Nos filmes de Wes Anderson, em TODOS os filmes de Wes o filme tem um problema principal que é lido pelas personagens. Nos ‘Excêntricos Tennembowns’ o problema é aceitar de volta o pai (que se apresenta como alguém à beira da morte), no ‘Viagem a Darjelling’ é fazer uma viagem mística e ver a mãe na Sibéria, no ‘Vida Marinha com Steve Sizu’ é (se bem me lembro) gravar um programa para a TV. No Moonrise Kingdom o problema é como resolver o enlace romântico de Sam e Laura. Mas em TODOS os filmes do Wes tem uma questão que envolve o problema como é enxergado pelas personagens, mas que que vai muito além: as relações familiares. As famílias (assim como na vida real) estão cheias de questões que acumularam ao longo de suas vidas. São conflitos, afetos, rancores, amores, alguns sentimentos sórdidos às vezes escondidos atrás de uma máscara de normalidade, alguma ternura que aparece depois de cada conflito. Este caldeirão de sentimentos torna as personagens não apenas interessantes, mas também faz com que nos reconheçamos nelas.

Laura e Sam são separados pelos adultos. Sam – que é órfão e acabou de ser rejeitado pelos pais adotivos - vai para a casa de um melancólico e sensível policial (interpretado pelo Bruce Willis, engraçado, né?). Em seguida será mandado para uma instituição que cuida de meninos sem lar, quiçá para ser alvo de tratamentos de choque. Laura é recebida com amor pelos pais. Ela recebe um banho com todo carinho da mãe, mas expressa apenas raiva por ser separada de seu amor. A “família” de Sam (os meninos escoteiros) se compadece do casal que estava disposto às maiores loucuras para ficarem juntos. Todos (óbviamente à revelia do escoteiro chefe) os meninos resolvem promover a fuga e o casamento de Sam e Laura.
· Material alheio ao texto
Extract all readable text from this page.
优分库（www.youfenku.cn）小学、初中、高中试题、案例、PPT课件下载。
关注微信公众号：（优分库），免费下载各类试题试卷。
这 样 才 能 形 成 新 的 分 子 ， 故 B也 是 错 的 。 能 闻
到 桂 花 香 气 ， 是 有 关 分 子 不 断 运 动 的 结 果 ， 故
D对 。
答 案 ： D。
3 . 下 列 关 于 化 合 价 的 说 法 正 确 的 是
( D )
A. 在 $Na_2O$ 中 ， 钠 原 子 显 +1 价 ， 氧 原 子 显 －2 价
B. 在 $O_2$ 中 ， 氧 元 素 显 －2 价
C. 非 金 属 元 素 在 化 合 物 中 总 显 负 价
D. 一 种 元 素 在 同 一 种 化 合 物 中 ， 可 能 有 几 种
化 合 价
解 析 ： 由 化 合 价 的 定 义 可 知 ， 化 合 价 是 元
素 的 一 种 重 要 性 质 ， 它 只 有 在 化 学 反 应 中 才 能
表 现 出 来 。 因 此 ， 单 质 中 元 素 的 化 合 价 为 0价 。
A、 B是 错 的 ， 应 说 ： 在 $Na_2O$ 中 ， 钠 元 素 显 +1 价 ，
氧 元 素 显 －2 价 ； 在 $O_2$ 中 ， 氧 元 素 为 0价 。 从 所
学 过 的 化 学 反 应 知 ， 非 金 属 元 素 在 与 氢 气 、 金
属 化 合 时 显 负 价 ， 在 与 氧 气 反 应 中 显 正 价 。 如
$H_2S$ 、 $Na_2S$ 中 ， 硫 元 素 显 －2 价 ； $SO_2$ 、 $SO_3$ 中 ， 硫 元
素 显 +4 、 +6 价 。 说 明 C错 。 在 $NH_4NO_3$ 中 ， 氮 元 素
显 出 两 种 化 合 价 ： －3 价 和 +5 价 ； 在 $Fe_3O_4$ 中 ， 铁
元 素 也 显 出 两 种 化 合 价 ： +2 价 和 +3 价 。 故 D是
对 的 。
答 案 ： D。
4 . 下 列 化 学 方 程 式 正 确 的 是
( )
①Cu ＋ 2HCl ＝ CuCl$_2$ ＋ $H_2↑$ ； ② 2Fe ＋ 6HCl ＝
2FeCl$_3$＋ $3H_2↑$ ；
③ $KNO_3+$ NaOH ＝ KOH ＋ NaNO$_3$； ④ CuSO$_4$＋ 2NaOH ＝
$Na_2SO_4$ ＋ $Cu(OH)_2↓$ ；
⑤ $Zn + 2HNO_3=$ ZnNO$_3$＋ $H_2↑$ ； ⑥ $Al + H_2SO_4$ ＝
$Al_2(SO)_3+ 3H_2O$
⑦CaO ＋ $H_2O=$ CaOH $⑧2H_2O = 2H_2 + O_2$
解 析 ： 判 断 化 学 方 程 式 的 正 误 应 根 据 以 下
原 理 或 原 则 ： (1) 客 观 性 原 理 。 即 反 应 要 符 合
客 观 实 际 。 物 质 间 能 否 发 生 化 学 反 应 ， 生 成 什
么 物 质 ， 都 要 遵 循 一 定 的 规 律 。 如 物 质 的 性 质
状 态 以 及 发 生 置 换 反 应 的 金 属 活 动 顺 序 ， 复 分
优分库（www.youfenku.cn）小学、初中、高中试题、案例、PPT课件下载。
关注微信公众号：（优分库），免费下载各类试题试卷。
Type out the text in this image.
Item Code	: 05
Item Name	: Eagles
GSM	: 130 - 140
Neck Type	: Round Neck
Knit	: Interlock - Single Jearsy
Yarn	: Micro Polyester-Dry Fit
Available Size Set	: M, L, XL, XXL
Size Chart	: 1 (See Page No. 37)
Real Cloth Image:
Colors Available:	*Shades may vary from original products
O clímax ocorre na igreja durante o temporal que anualmente assola a ilha. É muito legal que vários personagens contribuem efetivamente para o desenlace. Laura e Sam fogem pelo telhado e sobem para a torre mais alta (o lugar mais perigoso para se estar em uma tempestade). O policial vai atrás deles, o escoteiro chefe sugere que leve uma corda... tudo muito tenso. Enquanto caminha em direção à torre, amarrado no telhado, o policial pergunta pelo walk talk se pode adotar Sam. A assistente social o considera incapaz e recusa a proposta. O policial pergunta as perspectivas legais aos pais de Laura, eles dizem que em um caso semelhante alguém conseguiu a guarda de um garoto. Ou seja, ele conseguirá adotá-lo! Agora só falta conseguir convencer os meninos a não pularem da torre em uma tentativa desesperada (talvez mortal) de fugir. Ele persuade os meninos exatamente meio segundo antes de um raio atingir a torre!